During the last few complaints, my mind started to wander to the manila envelope I had in my car.
I was still in shock that the private detective I'd hired had turned out to be a blackmailer. Stokes made me feel naive- as if, for all my romantic disillusionment and bitterness, I were some kind of kid. Denny's murder had been shattering enough, but the idea that Stokes was going to feed on Denny vampire-like was even more mind-boggling than the murder.
> Which, of course, turned the whole situation right back on me.
Despite the fact that I could tell the police that both the Traynors had been at the murder scene, I did nothing. I was going to save the account-run it up the flagpole and salute my ass off. Which is not the kind of self-image a guy-at least this guy-likes to have of himself. But it was the only way to keep on feeding my family.
The only hope I could see was the newspaper clipping I'd taken from Denny's desk. But I had no idea why he'd kept it-the chances were good that it had absolutely nothing to do with the murder.
***
This time Sarah Anders didn't scream. All Sarah managed to do, on hearing, was faint.

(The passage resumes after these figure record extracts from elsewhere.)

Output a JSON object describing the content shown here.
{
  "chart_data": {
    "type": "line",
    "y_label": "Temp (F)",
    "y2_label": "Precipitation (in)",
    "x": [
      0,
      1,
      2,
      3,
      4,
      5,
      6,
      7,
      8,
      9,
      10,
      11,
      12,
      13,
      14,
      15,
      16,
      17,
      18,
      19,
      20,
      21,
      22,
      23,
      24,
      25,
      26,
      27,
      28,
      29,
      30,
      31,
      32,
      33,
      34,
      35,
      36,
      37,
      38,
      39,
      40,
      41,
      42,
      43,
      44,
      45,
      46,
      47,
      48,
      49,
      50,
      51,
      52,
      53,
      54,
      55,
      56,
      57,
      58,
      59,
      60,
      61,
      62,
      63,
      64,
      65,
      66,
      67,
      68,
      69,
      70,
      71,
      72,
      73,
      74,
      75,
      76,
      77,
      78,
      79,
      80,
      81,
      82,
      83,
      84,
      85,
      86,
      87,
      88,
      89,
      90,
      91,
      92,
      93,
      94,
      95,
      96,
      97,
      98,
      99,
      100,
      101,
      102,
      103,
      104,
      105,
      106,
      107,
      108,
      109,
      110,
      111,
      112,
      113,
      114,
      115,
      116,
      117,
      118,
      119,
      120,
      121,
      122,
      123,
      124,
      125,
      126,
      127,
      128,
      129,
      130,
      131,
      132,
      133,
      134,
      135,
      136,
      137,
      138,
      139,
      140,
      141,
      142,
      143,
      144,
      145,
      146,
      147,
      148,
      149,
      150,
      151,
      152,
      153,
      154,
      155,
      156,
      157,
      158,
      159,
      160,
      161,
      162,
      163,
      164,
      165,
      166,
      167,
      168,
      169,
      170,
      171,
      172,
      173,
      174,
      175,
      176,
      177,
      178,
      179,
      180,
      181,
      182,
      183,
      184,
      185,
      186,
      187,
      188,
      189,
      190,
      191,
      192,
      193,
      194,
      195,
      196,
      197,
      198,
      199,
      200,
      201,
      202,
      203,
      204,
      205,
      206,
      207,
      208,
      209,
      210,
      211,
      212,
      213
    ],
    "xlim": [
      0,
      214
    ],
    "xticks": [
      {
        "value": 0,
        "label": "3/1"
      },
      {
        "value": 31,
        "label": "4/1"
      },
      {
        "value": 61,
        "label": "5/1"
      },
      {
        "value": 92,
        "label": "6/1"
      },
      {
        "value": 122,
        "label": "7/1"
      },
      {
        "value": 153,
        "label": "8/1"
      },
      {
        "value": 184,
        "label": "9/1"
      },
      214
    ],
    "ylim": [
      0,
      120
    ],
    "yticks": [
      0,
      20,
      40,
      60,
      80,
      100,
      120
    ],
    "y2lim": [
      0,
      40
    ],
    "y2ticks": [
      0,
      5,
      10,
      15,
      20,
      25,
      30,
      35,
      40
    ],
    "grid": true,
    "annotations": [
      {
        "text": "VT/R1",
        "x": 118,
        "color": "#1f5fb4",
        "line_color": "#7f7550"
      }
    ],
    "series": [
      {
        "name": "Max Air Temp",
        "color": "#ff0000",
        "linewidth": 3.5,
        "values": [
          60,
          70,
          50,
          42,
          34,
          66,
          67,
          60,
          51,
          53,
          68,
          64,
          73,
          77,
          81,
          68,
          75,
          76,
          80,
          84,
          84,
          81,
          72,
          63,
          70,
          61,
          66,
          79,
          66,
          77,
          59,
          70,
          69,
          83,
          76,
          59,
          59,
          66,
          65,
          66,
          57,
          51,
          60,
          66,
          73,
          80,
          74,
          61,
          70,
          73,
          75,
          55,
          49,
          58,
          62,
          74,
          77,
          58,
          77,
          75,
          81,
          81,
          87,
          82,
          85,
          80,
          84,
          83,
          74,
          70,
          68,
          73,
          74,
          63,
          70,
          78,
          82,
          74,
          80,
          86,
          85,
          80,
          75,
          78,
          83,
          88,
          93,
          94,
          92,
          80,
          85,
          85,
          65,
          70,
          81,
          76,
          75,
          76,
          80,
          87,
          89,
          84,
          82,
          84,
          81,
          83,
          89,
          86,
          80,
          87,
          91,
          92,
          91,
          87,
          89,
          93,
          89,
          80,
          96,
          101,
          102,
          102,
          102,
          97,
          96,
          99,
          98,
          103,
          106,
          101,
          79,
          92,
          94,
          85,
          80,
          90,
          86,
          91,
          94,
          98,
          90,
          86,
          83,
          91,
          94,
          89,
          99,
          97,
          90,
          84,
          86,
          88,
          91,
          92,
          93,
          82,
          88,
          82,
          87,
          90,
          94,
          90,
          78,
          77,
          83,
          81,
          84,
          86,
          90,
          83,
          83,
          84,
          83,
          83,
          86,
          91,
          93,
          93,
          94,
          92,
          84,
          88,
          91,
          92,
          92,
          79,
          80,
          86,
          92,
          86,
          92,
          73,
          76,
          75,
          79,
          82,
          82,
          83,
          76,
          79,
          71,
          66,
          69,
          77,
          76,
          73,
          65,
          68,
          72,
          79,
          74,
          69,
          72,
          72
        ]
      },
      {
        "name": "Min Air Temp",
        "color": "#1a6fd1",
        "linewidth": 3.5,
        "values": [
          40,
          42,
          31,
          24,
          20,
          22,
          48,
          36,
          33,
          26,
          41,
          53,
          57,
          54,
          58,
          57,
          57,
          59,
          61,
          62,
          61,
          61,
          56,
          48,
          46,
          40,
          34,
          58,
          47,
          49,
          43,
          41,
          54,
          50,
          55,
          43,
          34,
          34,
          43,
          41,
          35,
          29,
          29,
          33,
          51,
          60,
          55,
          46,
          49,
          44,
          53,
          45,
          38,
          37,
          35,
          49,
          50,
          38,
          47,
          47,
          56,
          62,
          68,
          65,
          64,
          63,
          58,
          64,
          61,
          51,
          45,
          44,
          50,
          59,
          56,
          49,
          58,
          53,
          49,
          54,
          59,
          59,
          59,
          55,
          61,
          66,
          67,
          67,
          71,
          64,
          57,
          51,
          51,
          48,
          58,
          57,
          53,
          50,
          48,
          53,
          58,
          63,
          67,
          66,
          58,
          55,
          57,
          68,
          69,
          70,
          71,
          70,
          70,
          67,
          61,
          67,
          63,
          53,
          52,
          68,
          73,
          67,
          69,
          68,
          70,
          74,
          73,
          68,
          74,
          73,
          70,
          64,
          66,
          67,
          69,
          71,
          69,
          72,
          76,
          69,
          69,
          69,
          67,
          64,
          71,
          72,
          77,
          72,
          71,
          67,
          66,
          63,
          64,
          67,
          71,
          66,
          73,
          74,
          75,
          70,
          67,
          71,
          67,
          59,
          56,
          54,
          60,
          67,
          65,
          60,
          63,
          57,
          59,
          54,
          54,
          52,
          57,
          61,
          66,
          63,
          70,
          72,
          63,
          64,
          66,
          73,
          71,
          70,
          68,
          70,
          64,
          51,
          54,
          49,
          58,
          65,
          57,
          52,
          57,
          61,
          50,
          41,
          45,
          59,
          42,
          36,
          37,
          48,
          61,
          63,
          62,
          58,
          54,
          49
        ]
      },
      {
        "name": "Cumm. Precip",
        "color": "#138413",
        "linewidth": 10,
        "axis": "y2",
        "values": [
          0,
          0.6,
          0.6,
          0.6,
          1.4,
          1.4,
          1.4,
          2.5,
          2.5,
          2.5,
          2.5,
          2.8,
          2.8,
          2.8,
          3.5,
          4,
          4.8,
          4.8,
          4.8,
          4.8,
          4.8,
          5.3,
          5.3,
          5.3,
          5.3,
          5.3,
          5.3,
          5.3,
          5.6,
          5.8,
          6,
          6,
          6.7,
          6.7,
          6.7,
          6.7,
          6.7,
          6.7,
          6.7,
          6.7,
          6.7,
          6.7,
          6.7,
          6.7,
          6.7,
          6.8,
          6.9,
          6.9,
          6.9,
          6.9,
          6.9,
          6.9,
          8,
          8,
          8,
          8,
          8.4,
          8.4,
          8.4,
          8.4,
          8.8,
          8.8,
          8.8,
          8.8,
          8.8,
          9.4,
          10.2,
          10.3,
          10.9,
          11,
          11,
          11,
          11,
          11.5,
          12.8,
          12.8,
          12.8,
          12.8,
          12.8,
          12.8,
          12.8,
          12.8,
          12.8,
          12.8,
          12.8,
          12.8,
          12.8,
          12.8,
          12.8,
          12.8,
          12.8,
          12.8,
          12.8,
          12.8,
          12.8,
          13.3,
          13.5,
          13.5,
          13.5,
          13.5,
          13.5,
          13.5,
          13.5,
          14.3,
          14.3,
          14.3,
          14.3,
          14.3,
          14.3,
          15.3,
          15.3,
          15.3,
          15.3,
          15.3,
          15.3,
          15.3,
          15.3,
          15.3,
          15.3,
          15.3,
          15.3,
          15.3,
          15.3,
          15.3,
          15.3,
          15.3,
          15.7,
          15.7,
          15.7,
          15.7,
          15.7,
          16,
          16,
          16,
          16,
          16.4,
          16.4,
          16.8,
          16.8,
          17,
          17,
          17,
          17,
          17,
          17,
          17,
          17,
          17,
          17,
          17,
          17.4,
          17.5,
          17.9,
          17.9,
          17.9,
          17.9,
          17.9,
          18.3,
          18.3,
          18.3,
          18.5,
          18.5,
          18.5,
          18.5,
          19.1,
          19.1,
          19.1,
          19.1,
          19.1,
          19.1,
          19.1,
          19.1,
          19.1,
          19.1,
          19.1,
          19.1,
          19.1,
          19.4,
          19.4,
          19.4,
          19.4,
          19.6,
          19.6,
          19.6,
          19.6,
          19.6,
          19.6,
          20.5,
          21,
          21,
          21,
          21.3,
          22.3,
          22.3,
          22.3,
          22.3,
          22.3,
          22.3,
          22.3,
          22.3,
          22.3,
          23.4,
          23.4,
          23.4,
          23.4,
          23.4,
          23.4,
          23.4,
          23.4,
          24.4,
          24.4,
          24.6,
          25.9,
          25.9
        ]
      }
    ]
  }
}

This time it was one of the women from the copy department who told me. A curt knock on my door moments after my last interviewee of the morning, then: "Mr. Ketchum."
"Yes?"
"You, uh, you better go to the screening room, Mr. Ketchum."
"What's wrong?"
"It's Mr. Gettig."
"What about him?"
"He's dead, Mr. Ketchum. He's dead.”
***
Gettig had been sitting in the darkened screening room looking at outtakes on a videotape machine. Because it was video instead of motion picture, he hadn't needed a projectionist. He'd been alone. Somebody had come in. Down the dark aisle. Apparently very quietly. Put something around his neck and pulled. Very, very hard. In the ugly harsh overhead light, Gettig's neck was a mess, black, blue, yellow, almost amber where blood had bruised along tendons.
He was also a mess in other ways. When you strangle somebody, you not only kill them, you make sure you've humiliated them for whoever has the misfortune to find them. The bowels, you know.
Somebody called the police and somebody else called an ambulance. I wanted to call my travel agent and go someplace. Fast. Far.
Ab Levin put a hand on my shoulder as I turned away from the corpse. He said, "Somebody must hate us, Michael."